Before we go on to the detail pages, it is worth making one very general comment. Once upon a time bushwalking was the preserve of a small number of die-hards who didn't care (too much) what their clothing or their gear looked like to the general public. In fact, many bushwalkers clothed themseves from "Vinnies" (St Vincent de Pauls and other second hand or "Op shops"). However, with the increasing popularity of "extreme sports" has come a fashion market. It is very cool to look as though you indulge in these outdoor activities, and the best way of faking that is to wear what the marketing people think is the right clothing and gear. As a result there is a lot of psuedo-outdoors gear on the market. It looks, well, macho and tough, but whether it is likely to be of much use in the bush is Quite Another Thing. It will be referred to as "street gear" or similar, often in a somewhat cynical manner. To be fair to the manufacturers, there are only so many bushwalkers buying gear, and the fashion market is so much larger. The temptation is irresistible (but some of it is still crap).
Where to buy gear is a little simpler. Most good gear can be bought in the standard bushwalking shops: lists of these are given on various web sites including www.bushwalking.org.au. As to which shops are the better ones: that we decline to comment on (for legal reasons), but you will get lots of advice on the newsgroup. On the other hand, shops like K-Mart and Army Disposals and so on are just not going to have much gear specifically designed for bushwalking, and their gear is often a bit heavier too. It may be a little (lot) cheaper, but you have to carry it and live with it (ygwypf).

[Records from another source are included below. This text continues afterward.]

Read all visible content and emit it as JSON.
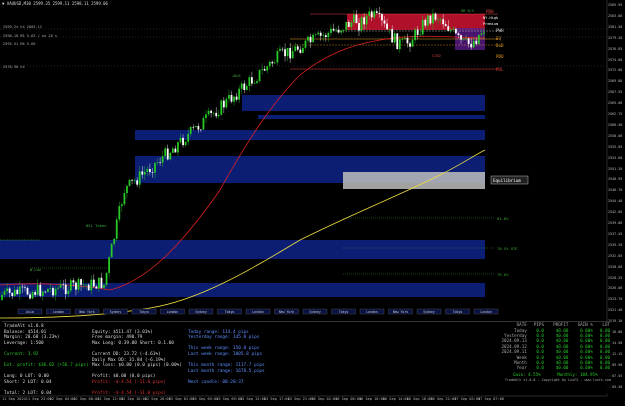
{
  "header": {
    "symbol_line": "▼ XAUUSD,M30  2599.35 2599.11 2598.11 2599.06"
  },
  "left_labels": [
    "2599.24 h4 2603.12",
    "2598.10 M1 5.63 / ex 18 s",
    "2595.51 M4 5.60",
    "2578.50 h4"
  ],
  "zones": {
    "pdh": "PDH",
    "nyr_high": "NY.High",
    "premium": "Premium",
    "eq_label": "EQ",
    "pwh": "PWH",
    "pwl_label": "PWL",
    "dol": "DoD",
    "pdl": "PDL",
    "pdo": "PDO",
    "equilibrium": "Equilibrium",
    "cisd": "CISD",
    "dm_bs": "DM B/S"
  },
  "levels": {
    "lvl_618": "61.8%",
    "lvl_705": "70.5%  OTE",
    "lvl_79": "79.0%",
    "bsl_taken": "BSL Taken",
    "vlow": "W.Low",
    "rbos": "+BoS"
  },
  "sessions": [
    "Asia",
    "London",
    "New York",
    "Sydney",
    "Tokyo",
    "London",
    "Sydney",
    "Tokyo",
    "London",
    "New York",
    "Sydney",
    "Tokyo",
    "London",
    "New York",
    "Sydney",
    "Tokyo",
    "London"
  ],
  "panel": {
    "col1": [
      "TradeAlt v1.0.8",
      "Balance: $514.01",
      "Margin: 20.68 (3.23%)",
      "Leverage: 1:500",
      "",
      "Current: 3.92",
      "",
      "Ext. profit: $36.02 (+56.7 pips)",
      "",
      "Long: 0    LOT: 0.00",
      "Short: 2   LOT: 0.04",
      "",
      "Total:  2    LOT: 0.04"
    ],
    "col2": [
      "",
      "Equity: $511.47 (3.01%)",
      "Free margin: 490.79",
      "Max Long: 0.39.00  Short: 0.1.00",
      "",
      "Current   DD:  23.72  (-4.61%)",
      "Daily Max DD:  31.84  (-6.19%)",
      "Max loss:  $0.00  (0.0 pips)  (0.00%)",
      "",
      "Profit: $0.00  (0.0 pips)",
      "Profit: -$-4.54  (-11.0 pips)",
      "",
      "Profit: -$-4.54  (-11.0 pips)"
    ],
    "col3": [
      "",
      "Today range:           114.4 pips",
      "Yesterday range:       145.8 pips",
      "",
      "This week range:        150.8 pips",
      "Last week range:      1005.8 pips",
      "",
      "This month range:     1117.7 pips",
      "Last month range:     1678.5 pips",
      "",
      "Next candle:          00:20:37"
    ]
  },
  "stats": {
    "headers": [
      "DATE",
      "PIPS",
      "PROFIT",
      "GAIN %",
      "LOT"
    ],
    "rows": [
      [
        "Today",
        "0.0",
        "$0.00",
        "0.00%",
        "0.00"
      ],
      [
        "Yesterday",
        "0.0",
        "$0.00",
        "0.00%",
        "0.00"
      ],
      [
        "2024.09.13",
        "0.0",
        "$0.00",
        "0.00%",
        "0.00"
      ],
      [
        "2024.09.12",
        "0.0",
        "$0.00",
        "0.00%",
        "0.00"
      ],
      [
        "2024.09.11",
        "0.0",
        "$0.00",
        "0.00%",
        "0.00"
      ],
      [
        "Week",
        "0.0",
        "$0.00",
        "0.00%",
        "0.00"
      ],
      [
        "Month",
        "0.0",
        "$0.00",
        "0.00%",
        "0.00"
      ],
      [
        "Year",
        "0.0",
        "$0.00",
        "0.00%",
        "0.00"
      ]
    ],
    "footer_left": "Gain: 4.55%",
    "footer_right": "Monthly: 104.95%",
    "credit": "TradeAlt v1.0.8 - Copyright by LuxFX - www.luxfx.com"
  },
  "time_axis": [
    "11 Sep 2024",
    "11 Sep 23:00",
    "12 Sep 04:00",
    "12 Sep 08:00",
    "12 Sep 12:00",
    "12 Sep 16:00",
    "12 Sep 20:00",
    "13 Sep 01:00",
    "13 Sep 05:00",
    "13 Sep 09:00",
    "13 Sep 13:00",
    "13 Sep 17:00",
    "13 Sep 21:00",
    "16 Sep 02:00",
    "16 Sep 06:00",
    "16 Sep 10:00",
    "16 Sep 14:00",
    "16 Sep 18:00",
    "16 Sep 22:00",
    "17 Sep 03:00",
    "17 Sep 07:00"
  ],
  "price_axis": [
    "2585.95",
    "2583.80",
    "2581.50",
    "2579.26",
    "2576.85",
    "2574.60",
    "2572.00",
    "2569.80",
    "2567.55",
    "2565.00",
    "2562.75",
    "2560.40",
    "2558.00",
    "2555.85",
    "2553.60",
    "2551.20",
    "2548.95",
    "2546.70",
    "2544.40",
    "2542.05",
    "2539.80",
    "2537.45",
    "2535.20",
    "2532.85",
    "2530.60",
    "2528.25",
    "2526.00",
    "2523.70",
    "2521.40",
    "2519.10",
    "2516.80",
    "2514.50",
    "2512.15",
    "2509.90",
    "2507.55",
    "2505.30"
  ],
  "colors": {
    "bull": "#26c926",
    "bear": "#ffffff",
    "ema_red": "#e02020",
    "ema_yellow": "#f0e040",
    "zone_blue": "#0a1d6e",
    "premium_red": "#b0102a",
    "equilibrium_grey": "#bfbfbf"
  }
}
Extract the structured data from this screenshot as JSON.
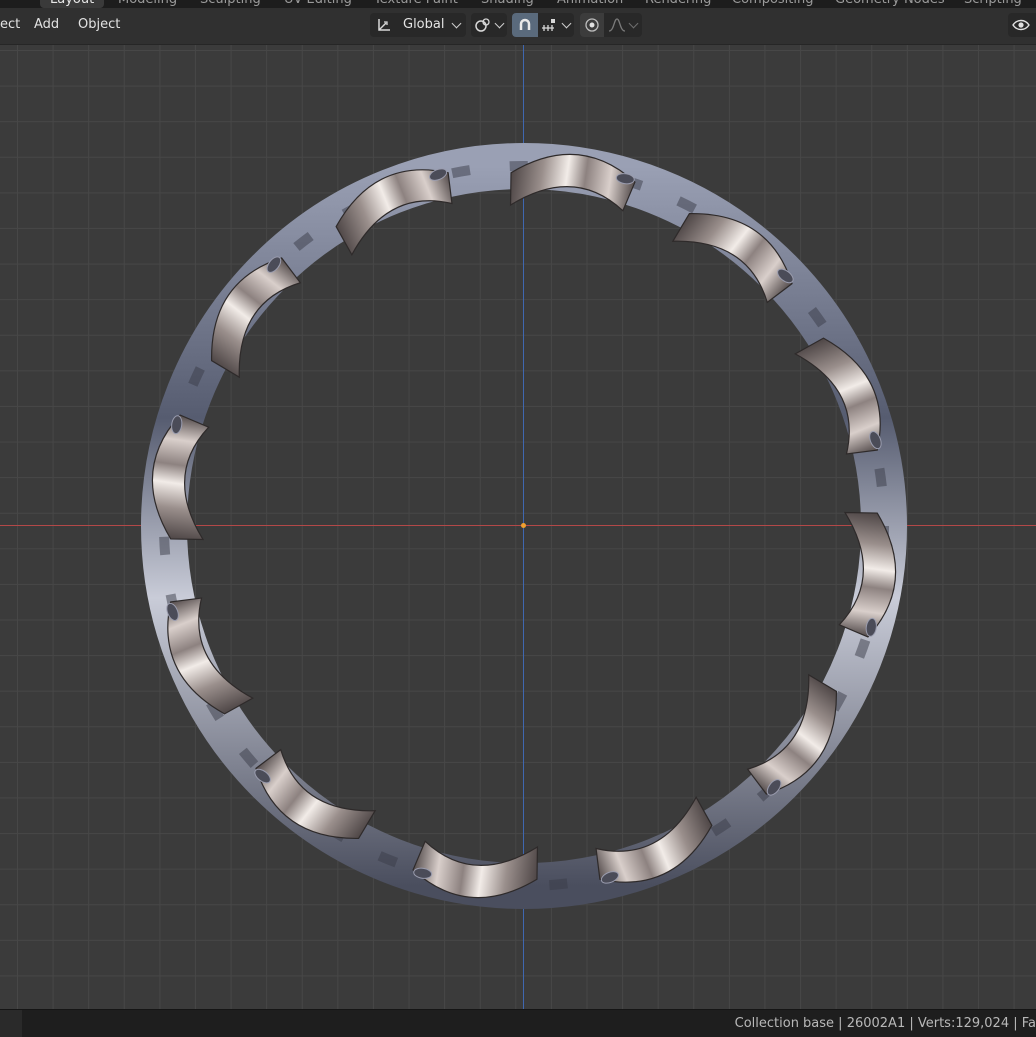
{
  "workspace_tabs": [
    {
      "label": "Layout",
      "active": true
    },
    {
      "label": "Modeling",
      "active": false
    },
    {
      "label": "Sculpting",
      "active": false
    },
    {
      "label": "UV Editing",
      "active": false
    },
    {
      "label": "Texture Paint",
      "active": false
    },
    {
      "label": "Shading",
      "active": false
    },
    {
      "label": "Animation",
      "active": false
    },
    {
      "label": "Rendering",
      "active": false
    },
    {
      "label": "Compositing",
      "active": false
    },
    {
      "label": "Geometry Nodes",
      "active": false
    },
    {
      "label": "Scripting",
      "active": false
    }
  ],
  "header_menu": {
    "object_mode_partial": "ect",
    "add": "Add",
    "object": "Object"
  },
  "transform": {
    "orientation_label": "Global",
    "icon": "transform-orientation-icon"
  },
  "tools": {
    "pivot_icon": "pivot-point-icon",
    "snap_icon": "snap-magnet-icon",
    "snap_target_icon": "snap-increment-icon",
    "proportional_icon": "proportional-editing-icon",
    "falloff_icon": "falloff-curve-icon"
  },
  "overlay": {
    "icon": "visibility-eye-icon"
  },
  "colors": {
    "x_axis": "#b34848",
    "y_axis": "#3f67b0",
    "origin": "#f0a030",
    "metal_light": "#f2ece8",
    "metal_dark": "#5e5656"
  },
  "status": {
    "text": "Collection base | 26002A1 | Verts:129,024 | Fa"
  }
}
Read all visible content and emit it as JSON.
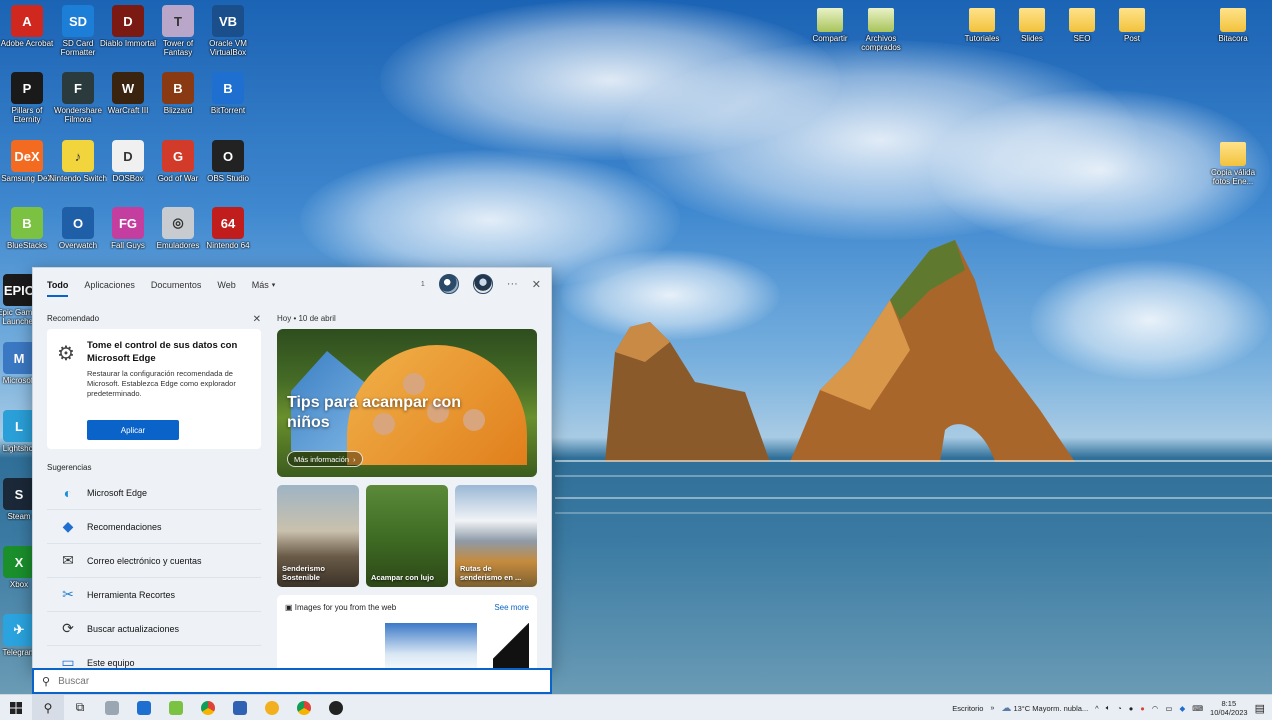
{
  "desktop": {
    "icons": [
      {
        "label": "Adobe Acrobat",
        "icon": "pdf-icon",
        "color": "#d0281f",
        "glyph": "A"
      },
      {
        "label": "SD Card Formatter",
        "icon": "sd-card-icon",
        "color": "#1c7ed6",
        "glyph": "SD"
      },
      {
        "label": "Diablo Immortal",
        "icon": "diablo-icon",
        "color": "#7a1a12",
        "glyph": "D"
      },
      {
        "label": "Tower of Fantasy",
        "icon": "game-icon",
        "color": "#b9a6c9",
        "glyph": "T"
      },
      {
        "label": "Oracle VM VirtualBox",
        "icon": "virtualbox-icon",
        "color": "#1b4f8c",
        "glyph": "VB"
      },
      {
        "label": "Pillars of Eternity",
        "icon": "game-icon",
        "color": "#1a1a1a",
        "glyph": "P"
      },
      {
        "label": "Wondershare Filmora",
        "icon": "filmora-icon",
        "color": "#2b3a3d",
        "glyph": "F"
      },
      {
        "label": "WarCraft III",
        "icon": "warcraft-icon",
        "color": "#3a2410",
        "glyph": "W"
      },
      {
        "label": "Blizzard",
        "icon": "game-icon",
        "color": "#8a3a12",
        "glyph": "B"
      },
      {
        "label": "BitTorrent",
        "icon": "bittorrent-icon",
        "color": "#1f6fd1",
        "glyph": "B"
      },
      {
        "label": "Samsung DeX",
        "icon": "dex-icon",
        "color": "#f26b21",
        "glyph": "DeX"
      },
      {
        "label": "Nintendo Switch",
        "icon": "music-icon",
        "color": "#f2d53c",
        "glyph": "♪"
      },
      {
        "label": "DOSBox",
        "icon": "dosbox-icon",
        "color": "#f0f0f0",
        "glyph": "D"
      },
      {
        "label": "God of War",
        "icon": "game-icon",
        "color": "#d23a2a",
        "glyph": "G"
      },
      {
        "label": "OBS Studio",
        "icon": "obs-icon",
        "color": "#222222",
        "glyph": "O"
      },
      {
        "label": "BlueStacks",
        "icon": "bluestacks-icon",
        "color": "#7cc242",
        "glyph": "B"
      },
      {
        "label": "Overwatch",
        "icon": "game-icon",
        "color": "#1f5fa8",
        "glyph": "O"
      },
      {
        "label": "Fall Guys",
        "icon": "game-icon",
        "color": "#c43ea0",
        "glyph": "FG"
      },
      {
        "label": "Emuladores",
        "icon": "disc-icon",
        "color": "#c8cbd0",
        "glyph": "◎"
      },
      {
        "label": "Nintendo 64",
        "icon": "n64-icon",
        "color": "#c21d1d",
        "glyph": "64"
      },
      {
        "label": "Epic Games Launcher",
        "icon": "epic-icon",
        "color": "#1a1a1a",
        "glyph": "EPIC"
      },
      {
        "label": "Microsoft",
        "icon": "app-icon",
        "color": "#3b78c3",
        "glyph": "M"
      },
      {
        "label": "Lightshot",
        "icon": "app-icon",
        "color": "#2a9fd8",
        "glyph": "L"
      },
      {
        "label": "Steam",
        "icon": "steam-icon",
        "color": "#1b2838",
        "glyph": "S"
      },
      {
        "label": "Xbox",
        "icon": "app-icon",
        "color": "#1a8f2c",
        "glyph": "X"
      },
      {
        "label": "Telegram",
        "icon": "telegram-icon",
        "color": "#2aa3de",
        "glyph": "✈"
      }
    ],
    "folders": [
      {
        "label": "Compartir",
        "green": true
      },
      {
        "label": "Archivos comprados",
        "green": true
      },
      {
        "label": "Tutoriales",
        "green": false
      },
      {
        "label": "Slides",
        "green": false
      },
      {
        "label": "SEO",
        "green": false
      },
      {
        "label": "Post",
        "green": false
      },
      {
        "label": "Bitacora",
        "green": false
      },
      {
        "label": "Copia válida fotos Ene...",
        "green": false
      }
    ]
  },
  "search_panel": {
    "tabs": [
      "Todo",
      "Aplicaciones",
      "Documentos",
      "Web",
      "Más"
    ],
    "tab_more_chevron": "▾",
    "badge_count": "1",
    "more_icon": "···",
    "close_icon": "✕",
    "recommended": {
      "title": "Recomendado",
      "card_title": "Tome el control de sus datos con Microsoft Edge",
      "card_body": "Restaurar la configuración recomendada de Microsoft. Establezca Edge como explorador predeterminado.",
      "button": "Aplicar"
    },
    "suggestions_title": "Sugerencias",
    "suggestions": [
      {
        "label": "Microsoft Edge",
        "icon": "edge-icon"
      },
      {
        "label": "Recomendaciones",
        "icon": "location-icon"
      },
      {
        "label": "Correo electrónico y cuentas",
        "icon": "mail-icon"
      },
      {
        "label": "Herramienta Recortes",
        "icon": "scissors-icon"
      },
      {
        "label": "Buscar actualizaciones",
        "icon": "refresh-icon"
      },
      {
        "label": "Este equipo",
        "icon": "computer-icon"
      }
    ],
    "date_label": "Hoy  •  10 de abril",
    "hero": {
      "title": "Tips para acampar con niños",
      "button": "Más información"
    },
    "thumbnails": [
      {
        "label": "Senderismo Sostenible"
      },
      {
        "label": "Acampar con lujo"
      },
      {
        "label": "Rutas de senderismo en ..."
      }
    ],
    "web_card": {
      "title": "Images for you from the web",
      "see_more": "See more"
    }
  },
  "search_box": {
    "placeholder": "Buscar"
  },
  "taskbar": {
    "desk_label": "Escritorio",
    "weather": "13°C  Mayorm. nubla...",
    "time": "8:15",
    "date": "10/04/2023"
  },
  "colors": {
    "accent": "#0a63c9"
  }
}
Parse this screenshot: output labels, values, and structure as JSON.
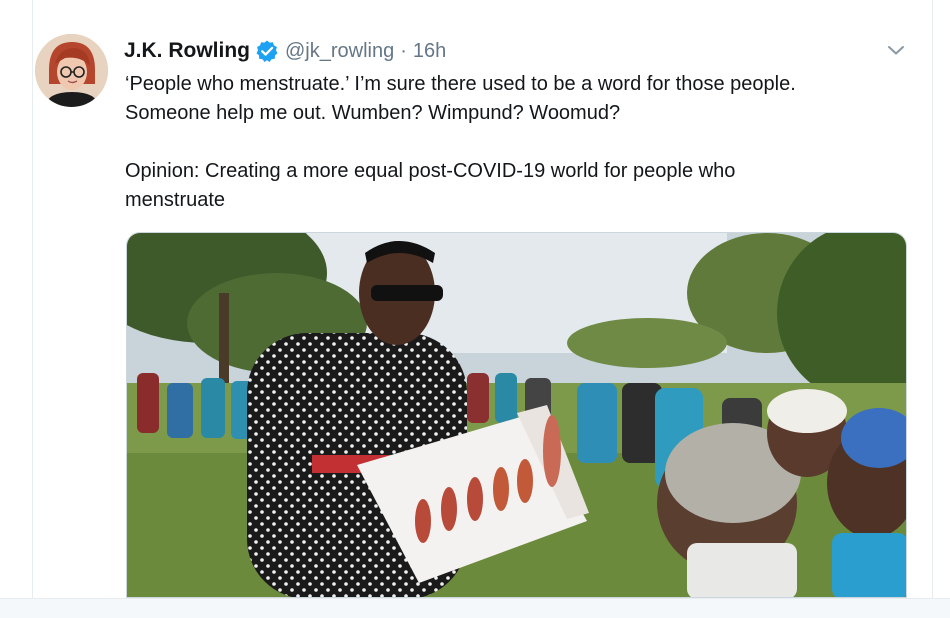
{
  "tweet": {
    "author_name": "J.K. Rowling",
    "handle": "@jk_rowling",
    "separator": "·",
    "time": "16h",
    "text_line_1": "‘People who menstruate.’ I’m sure there used to be a word for those people.",
    "text_line_2": "Someone help me out. Wumben? Wimpund? Woomud?",
    "text_line_3": "Opinion: Creating a more equal post-COVID-19 world for people who",
    "text_line_4": "menstruate"
  },
  "icons": {
    "verified": "verified-badge-icon",
    "more": "chevron-down-icon"
  },
  "colors": {
    "text": "#14171a",
    "secondary": "#657786",
    "verified": "#1da1f2",
    "border": "#e6ecf0"
  }
}
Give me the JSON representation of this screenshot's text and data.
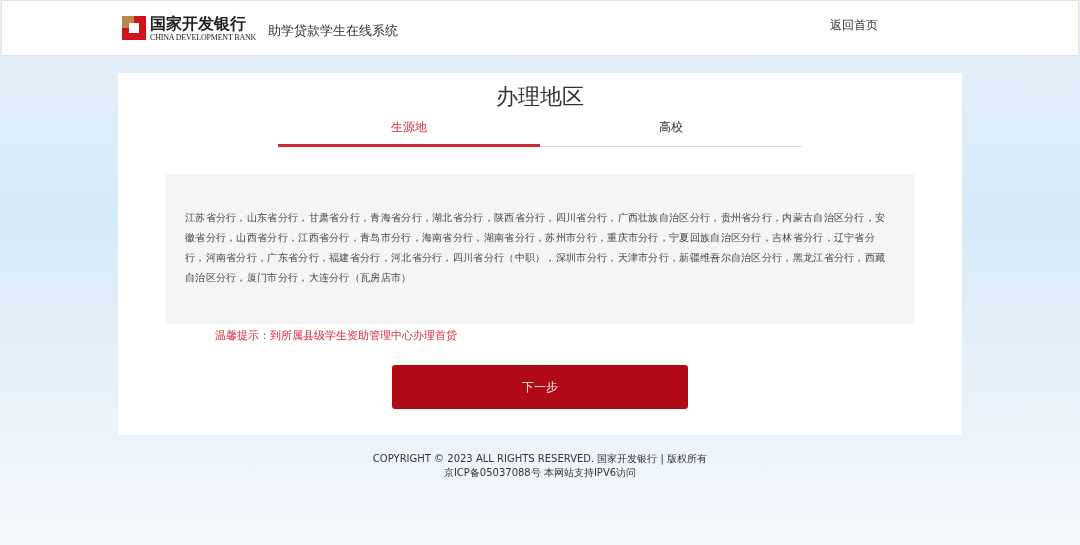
{
  "header": {
    "logo_name": "国家开发银行",
    "logo_subtitle": "CHINA DEVELOPMENT BANK",
    "system_title": "助学贷款学生在线系统",
    "home_link": "返回首页"
  },
  "page_title": "办理地区",
  "tabs": [
    {
      "label": "生源地",
      "selected": true
    },
    {
      "label": "高校",
      "selected": false
    }
  ],
  "branch_list": "江苏省分行，山东省分行，甘肃省分行，青海省分行，湖北省分行，陕西省分行，四川省分行，广西壮族自治区分行，贵州省分行，内蒙古自治区分行，安徽省分行，山西省分行，江西省分行，青岛市分行，海南省分行，湖南省分行，苏州市分行，重庆市分行，宁夏回族自治区分行，吉林省分行，辽宁省分行，河南省分行，广东省分行，福建省分行，河北省分行，四川省分行（中职），深圳市分行，天津市分行，新疆维吾尔自治区分行，黑龙江省分行，西藏自治区分行，厦门市分行，大连分行（瓦房店市）",
  "tip": "温馨提示：到所属县级学生资助管理中心办理首贷",
  "next_button": "下一步",
  "footer": [
    "COPYRIGHT © 2023 ALL RIGHTS RESERVED. 国家开发银行 | 版权所有",
    "京ICP备05037088号 本网站支持IPV6访问"
  ]
}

Finally, this FAQ is not going to give too many specific brand or model recommendations (yet). It isn't here to promote one brand, and models go out of production sometimes. A few names will be given where they have stood the test of time, but only as a reference point. We are pleased to be able to say that most Australian and New Zealand manufacturers produce world-standard gear (mostly). They had better: Australian bushwalkers (and the Australian bush) have a reputation for giving gear a very tough time compared with other countries, while the New Zealand weather has a ferocious reputation. That said, most of our gear makers do seem to be a little (ultra-)conservative, especially in the light-weight area.
Note added in 2005: well, our Australian/NZ manufacturers used to produce world-class gear. Some of them today don't produce very much at all: they just buy the offerings from some Chinese or Asian factory and hope that it will do. Sadly, we have to report that in some notable instances the cheaper Chinese/Asian imports have serious quality or design faults. Snarl, gnash of teeth.